## Introduction

In recent years, there is more need to deal with large size of control problems, such as multi-purpose control problems that are very difficult to solve analytically. So many researchers have been actively trying to solve these problems numerically. One effective approach is linear matrix inequality (LMI). Many control design specifications can be reformulated as LMIs which are mathematical programming problems. LMI problems can be transformed into Semi-Definite Programming (SDP) problems, which can be solved by numerical optimization algorithms. It is well-known that all numerical values are approximated on the computer.
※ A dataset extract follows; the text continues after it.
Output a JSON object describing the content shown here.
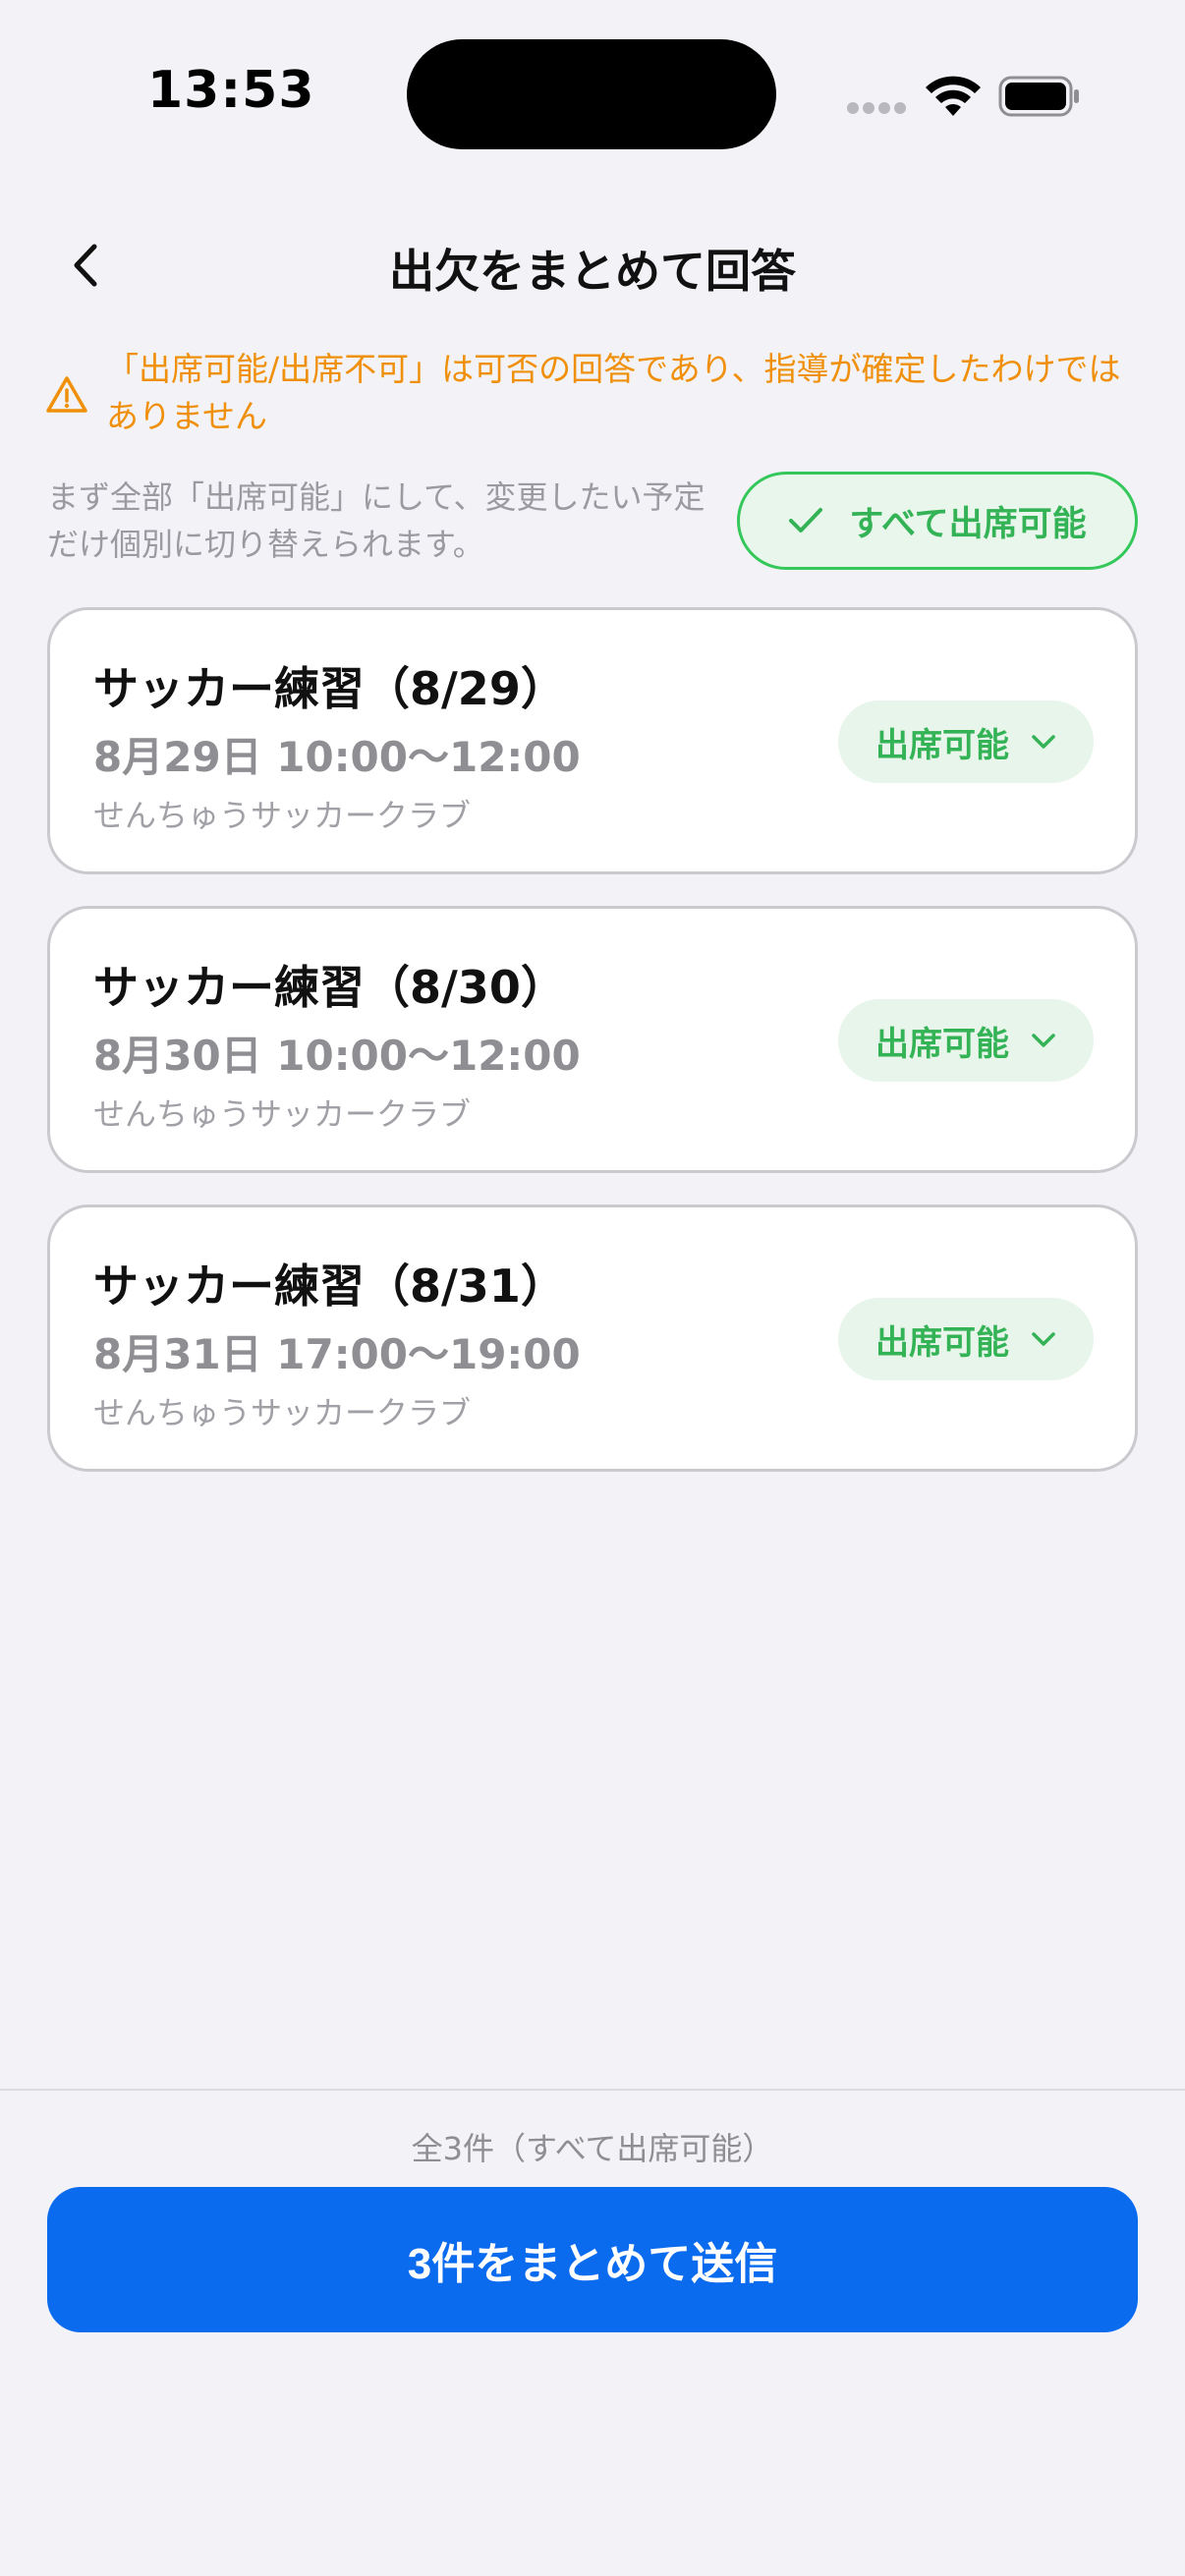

Double precision numbers with finite precision according to IEEE754 are commonly used for the numerical computation. There are rounding errors (round-off errors) between the calculated value and its exact mathematical value. Due to rounding errors, when SDP problems are solved by numerical optimization algorithms, inaccurate or no solutions may be obtained even if the mathematical solutions of SDP problems exist. To overcome these problems, it is necessary to develop a highly accurate numerical software. Due to numerical errors many problems are still unsolved numerically in the control field. We propose a new methodology which verifies whether these problems are really infeasible or not by using highly accurate numerical computation. General-purpose and easy-to-use highly accurate numerical software is indispensable to this approach. Therefore, our group has developed highly accurate SDP solver (SDPJ, Semidefinite Programming solver in Java) by using multiple precision arithmetic.